Tuesday, December 22, 2020

Inter-Disciplinary and Multi-Disciplinary PhD Research

As I look back I am trying to connect the dots that I have been trying to follow the footsteps of Prof Dr JC Browne at UT Austin, TX, in multidisciplinary research. He was, my PhD Supervisor during 1990-95 whose pic is here:







JC Browne's students were from electrical and computer engineering department, computer science department, aerospace department, economics and other departments as described below.
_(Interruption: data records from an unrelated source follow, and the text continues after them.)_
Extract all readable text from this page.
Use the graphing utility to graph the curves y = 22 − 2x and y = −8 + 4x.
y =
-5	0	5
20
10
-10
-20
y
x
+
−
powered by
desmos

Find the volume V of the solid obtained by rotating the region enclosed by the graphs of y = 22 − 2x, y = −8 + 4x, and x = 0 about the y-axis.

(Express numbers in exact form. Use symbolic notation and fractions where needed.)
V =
Browne received the 2004 University of Texas at Austin Career Research Excellence Award for maintaining a superior research program across multiple fields over a 45-year career.


Browne’s research over five decades has spanned many domains in computer and computational science including many cross-disciplinary collaborations with physicists and engineers on topics ranging from binary black holes to control systems for prostate cancer treatments.
Browne has attained fellow status in five different professional societies across several areas including the Association for Computing Machinery, the American Physical Society, the American Association for the Advancement of Science and the Institute for Constructive Capitalism.

JC's areas of focus spread far and wide. One day during our CODE Research group meetings the discussion shifted to the area of hardware performance from our usual area of focus of Visual and Parallel Programming. A group member who was a post doc (Dr Ravi Rao) made a remark saying that he thought none of the people in this group seems to be qualified to speak in this particular area. JC calmly listened to the member completing his remark and then said "Gentlemen, you may not know that around 2 decades ago in the early 1970s, this precisely was my area of research! Several of my PhD researchers's topic belonged to this particular area."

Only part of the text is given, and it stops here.